Having had a host of successes with rescue and very damaged dogs, ones we owned and some we trained for others, it was a huge shock that we had not been able to win with this reactive pup who was afraid of everything in life despite her being exposed in text book style in her very early life with us. We got very stuck emotionally about it – in the first instance, just trying and trying to make it work as we had done with her Uncle. We loved her so much but we needed to give her up to give her and us a better life.
Then we got stuck in the failure (attached to it) and we swathed ourselves in self limiting beliefs and terrible guilt even though the dog was happy to be back with her original Mum (a trainer as well as breeder) and remains there today so she is not suffering. I ask for updates frequently and the breeder is happy to send videos of her achievements and show how adjusted she is becoming now she is living with a full time trainer in a working dog environment to which her temprament is more suited. Even with this in mind, we labelled ourselves failures as dog parents and both of us vowed to concentrate on seeing our old ones out and never go near that path again. Remember, this is the natural way of being for humans – to become stuck and attached to a set way of being.
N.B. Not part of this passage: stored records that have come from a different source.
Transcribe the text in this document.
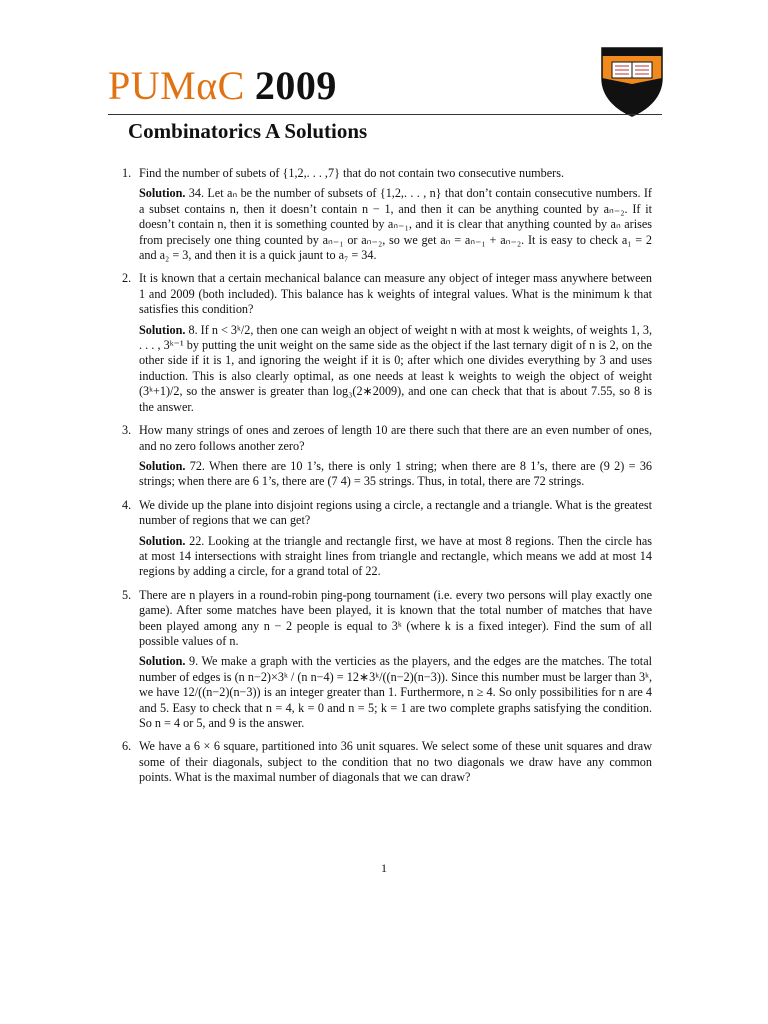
PUMαC 2009
Combinatorics A Solutions
1. Find the number of subets of {1,2,. . . ,7} that do not contain two consecutive numbers.
Solution. 34. Let aₙ be the number of subsets of {1,2,. . . , n} that don’t contain consecutive numbers. If a subset contains n, then it doesn’t contain n − 1, and then it can be anything counted by aₙ₋₂. If it doesn’t contain n, then it is something counted by aₙ₋₁, and it is clear that anything counted by aₙ arises from precisely one thing counted by aₙ₋₁ or aₙ₋₂, so we get aₙ = aₙ₋₁ + aₙ₋₂. It is easy to check a₁ = 2 and a₂ = 3, and then it is a quick jaunt to a₇ = 34.
2. It is known that a certain mechanical balance can measure any object of integer mass anywhere between 1 and 2009 (both included). This balance has k weights of integral values. What is the minimum k that satisfies this condition?
Solution. 8. If n < 3ᵏ/2, then one can weigh an object of weight n with at most k weights, of weights 1, 3, . . . , 3ᵏ⁻¹ by putting the unit weight on the same side as the object if the last ternary digit of n is 2, on the other side if it is 1, and ignoring the weight if it is 0; after which one divides everything by 3 and uses induction. This is also clearly optimal, as one needs at least k weights to weigh the object of weight (3ᵏ+1)/2, so the answer is greater than log₃(2∗2009), and one can check that that is about 7.55, so 8 is the answer.
3. How many strings of ones and zeroes of length 10 are there such that there are an even number of ones, and no zero follows another zero?
Solution. 72. When there are 10 1’s, there is only 1 string; when there are 8 1’s, there are (9 2) = 36 strings; when there are 6 1’s, there are (7 4) = 35 strings. Thus, in total, there are 72 strings.
4. We divide up the plane into disjoint regions using a circle, a rectangle and a triangle. What is the greatest number of regions that we can get?
Solution. 22. Looking at the triangle and rectangle first, we have at most 8 regions. Then the circle has at most 14 intersections with straight lines from triangle and rectangle, which means we add at most 14 regions by adding a circle, for a grand total of 22.
5. There are n players in a round-robin ping-pong tournament (i.e. every two persons will play exactly one game). After some matches have been played, it is known that the total number of matches that have been played among any n − 2 people is equal to 3ᵏ (where k is a fixed integer). Find the sum of all possible values of n.
Solution. 9. We make a graph with the verticies as the players, and the edges are the matches. The total number of edges is (n n−2)×3ᵏ / (n n−4) = 12∗3ᵏ/((n−2)(n−3)). Since this number must be larger than 3ᵏ, we have 12/((n−2)(n−3)) is an integer greater than 1. Furthermore, n ≥ 4. So only possibilities for n are 4 and 5. Easy to check that n = 4, k = 0 and n = 5; k = 1 are two complete graphs satisfying the condition. So n = 4 or 5, and 9 is the answer.
6. We have a 6 × 6 square, partitioned into 36 unit squares. We select some of these unit squares and draw some of their diagonals, subject to the condition that no two diagonals we draw have any common points. What is the maximal number of diagonals that we can draw?
1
We became attached to the failure label without even realising it.
When we become stuck like this it is hard to allow a perceived failure to roll off you like water off a duck’s back because it challenges some core beliefs. So at one time I knew for certain that buying this pup was going to be a huge successes since I had trained dogs over and over again without trouble. My self confidence was shattered by the real life events, convinced we didn’t deserve puppy happiness ever again since we had “ruined” Shanti’s life in my book and I became attached to the shakiness I felt around who I was a dog mummy. Now, I know, it is time to move on. Was this because I was utterly convinced that we could entirely trust that we have been given a gift in our new four legged friend and we were entirely ready to release the past at last? No! It only meant that wobbly as we were we were willing to begin the journey of trusting ourselves and the Universe again, just a little. Just enough to open our hearts up again and that is all it takes.
Yoga and meditation has helped me understand that growth isn’t about speeding up this process of letting go or having to get there wholeheartedly without one little wobble along the way. It is more about letting go and being ok with the not knowing. About being bold enough to take a risk and to give up being attached to a specific outcome. We want our new fur baby girl to be happy but at this stage, we have no idea about how that will look and what it will take for us to be ok with everything and with her, just as it is.
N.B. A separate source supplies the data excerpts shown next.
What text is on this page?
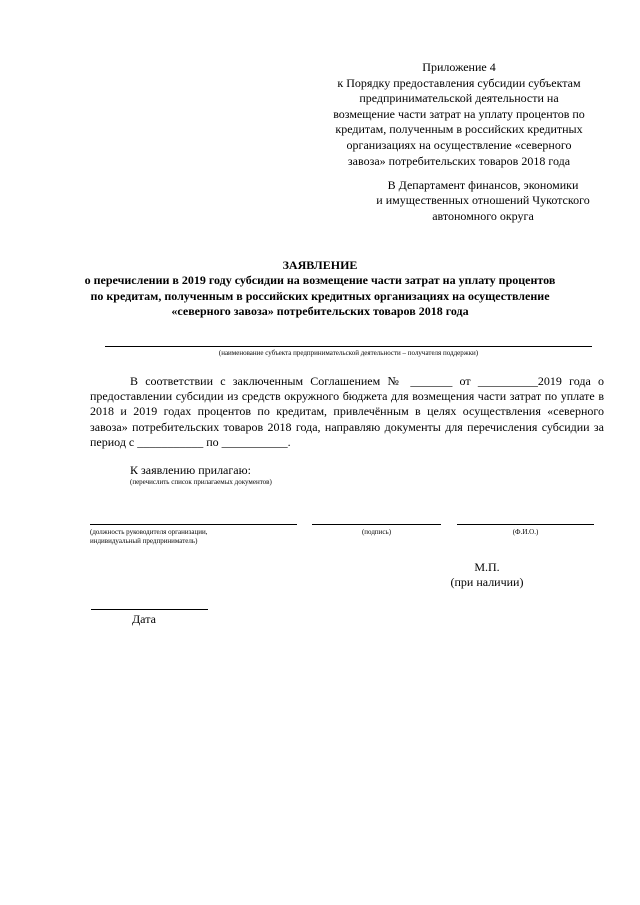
Приложение 4
к Порядку предоставления субсидии субъектам
предпринимательской деятельности на
возмещение части затрат на уплату процентов по
кредитам, полученным в российских кредитных
организациях на осуществление «северного
завоза» потребительских товаров 2018 года
В Департамент финансов, экономики
и имущественных отношений Чукотского
автономного округа
ЗАЯВЛЕНИЕ
о перечислении в 2019 году субсидии на возмещение части затрат на уплату процентов
по кредитам, полученным в российских кредитных организациях на осуществление
«северного завоза» потребительских товаров 2018 года
(наименование субъекта предпринимательской деятельности – получателя поддержки)

В соответствии с заключенным Соглашением № _______ от __________2019 года о предоставлении субсидии из средств окружного бюджета для возмещения части затрат по уплате в 2018 и 2019 годах процентов по кредитам, привлечённым в целях осуществления «северного завоза» потребительских товаров 2018 года, направляю документы для перечисления субсидии за период с ___________ по ___________.

К заявлению прилагаю:
(перечислить список прилагаемых документов)
(должность руководителя организации,
индивидуальный предприниматель)
(подпись)	(Ф.И.О.)
М.П.
(при наличии)
Дата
I have learned to let go of tightness with awareness, using the breath. It is amazing how much we can change our bodies and state of mind by having this attitude of looseness and willingness to let go of old patterns and I am hoping that this week’s class will demonstrate that to you. More than that, I hope that whatever you are currently unable to hold loosely in your life, the practice will help you let go and to grow, bit by bit, in uncertainty, until one day, you realise you are in quite a different place.